Not that she’s going anywhere, however. Cartagena lives in the village, and will remain on the Regatta Committee and the Affordable Housing Committee. “I believe in that so strongly. I have every intention of staying with things that I feel fully committed to. I love the community and I want to see things happen.”

She’s already had a few job offers, but says if she does anything at all, it’ll be part-time. “I’m not looking to get involved in a 40-hour week again. I just want to relax!”

One of the best things about having held the job at Family, says Cartagena, “is that I’ve made so many friends. The business owners around here are a wonderful support… And you know, ‘Family’ is not ‘Kathy’ — it’ll be just fine without me.”

Retirement is a little bittersweet, however (as is usually the case). “I absolutely love Family of New Paltz; I love the work that it does, the people that we serve… It’s a wonderful agency, providing housing and services, and I can’t say enough good things about it.”

And she wants the community to know their efforts were always appreciated. “The support I’ve had in this community is overwhelming,” she says. “There’s no way we would have been able to provide as many services as we have without the community’s help. I want to thank everyone, and there are so many people; from the police to the rescue squad to the Chamber, the Turkey Trot sponsors, the restaurants who gave us food… I don’t want to start naming all the names, in case I miss someone. And the volunteers… they’ve been just wonderful. Some of them have been here so long… but they’ll still be in my life, for sure.”

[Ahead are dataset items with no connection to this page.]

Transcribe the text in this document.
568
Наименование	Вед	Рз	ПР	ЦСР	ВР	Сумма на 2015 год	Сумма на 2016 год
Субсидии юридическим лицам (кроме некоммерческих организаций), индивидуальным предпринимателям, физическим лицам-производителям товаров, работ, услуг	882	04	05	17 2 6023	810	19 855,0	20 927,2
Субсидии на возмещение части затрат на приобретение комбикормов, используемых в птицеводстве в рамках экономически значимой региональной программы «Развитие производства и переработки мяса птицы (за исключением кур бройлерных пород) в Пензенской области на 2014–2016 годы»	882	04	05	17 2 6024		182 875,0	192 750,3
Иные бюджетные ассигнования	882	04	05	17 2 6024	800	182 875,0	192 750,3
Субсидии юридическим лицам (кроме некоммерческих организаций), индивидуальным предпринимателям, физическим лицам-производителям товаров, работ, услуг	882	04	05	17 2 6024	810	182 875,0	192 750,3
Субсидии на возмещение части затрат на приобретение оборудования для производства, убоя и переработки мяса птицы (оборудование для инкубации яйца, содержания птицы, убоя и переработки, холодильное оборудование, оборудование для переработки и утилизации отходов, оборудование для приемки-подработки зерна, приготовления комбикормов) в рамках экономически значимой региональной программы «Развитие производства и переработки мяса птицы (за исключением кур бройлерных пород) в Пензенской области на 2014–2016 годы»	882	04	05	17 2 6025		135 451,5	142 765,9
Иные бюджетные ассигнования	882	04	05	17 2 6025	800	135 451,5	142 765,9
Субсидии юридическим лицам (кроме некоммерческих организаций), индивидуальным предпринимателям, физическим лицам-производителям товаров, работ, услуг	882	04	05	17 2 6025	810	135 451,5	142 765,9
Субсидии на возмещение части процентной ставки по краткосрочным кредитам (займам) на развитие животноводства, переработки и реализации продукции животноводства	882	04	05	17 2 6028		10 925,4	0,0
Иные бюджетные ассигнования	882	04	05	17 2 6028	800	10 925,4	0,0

Cartagena’s plans for her retirement include shopping and travel, the latter made easier by having a daughter who works for an airline. (Her son is an attorney in Albany for the state Department of Health.) With a lot of her family living in Florida, she says she’s sure that she and her husband will spend some time down there next winter and spend a lot of time enjoying their many grandchildren and great-grandchildren. “I don’t think I’ll ever be lonely, that’s for sure!”

A native of the Bronx, Kathy and her husband, Robert, owned and operated a wholesale and retail record store selling Latin music for 25 years before she ever heard of the Family organization. The Cartagenas came to the Hudson Valley first as summer visitors, and it was when they were living outside Ellenville that she read an article in the local paper about Family of Ellenville. “I thought, ‘wow, this sounds interesting. I never heard of people like this before who do so much for people!’ So I started there as a volunteer, for about a year, and then after switching to the New Paltz office, we sold the [record] business around that time and moved to New Paltz. And I just love it here.”

Kathy had only had two years of human services experience before beginning the job as director of Family of New Paltz. “My background was always in business, but that’s pretty much what you do here; it’s a nonprofit, but it’s still a business.”

Her fondest memory working for Family is hard to narrow down, but some people “stay with her,” she says. “I remember one year we had a woman who was in recovery from alcohol and drugs, and it was Mother’s Day and she didn’t have her child with her. So we paid for a retreat for her at a local church. It didn’t cost much, but she was just in touch with me recently and is still saying ‘thank you’ to me. And the thing is, I want to say ‘thank you’ to her… thank you for giving me the opportunity to make a difference. Knowing that with as much aggravation as you can get, there are always the ones who you know that you do make a difference in their life. And there are so many of those.”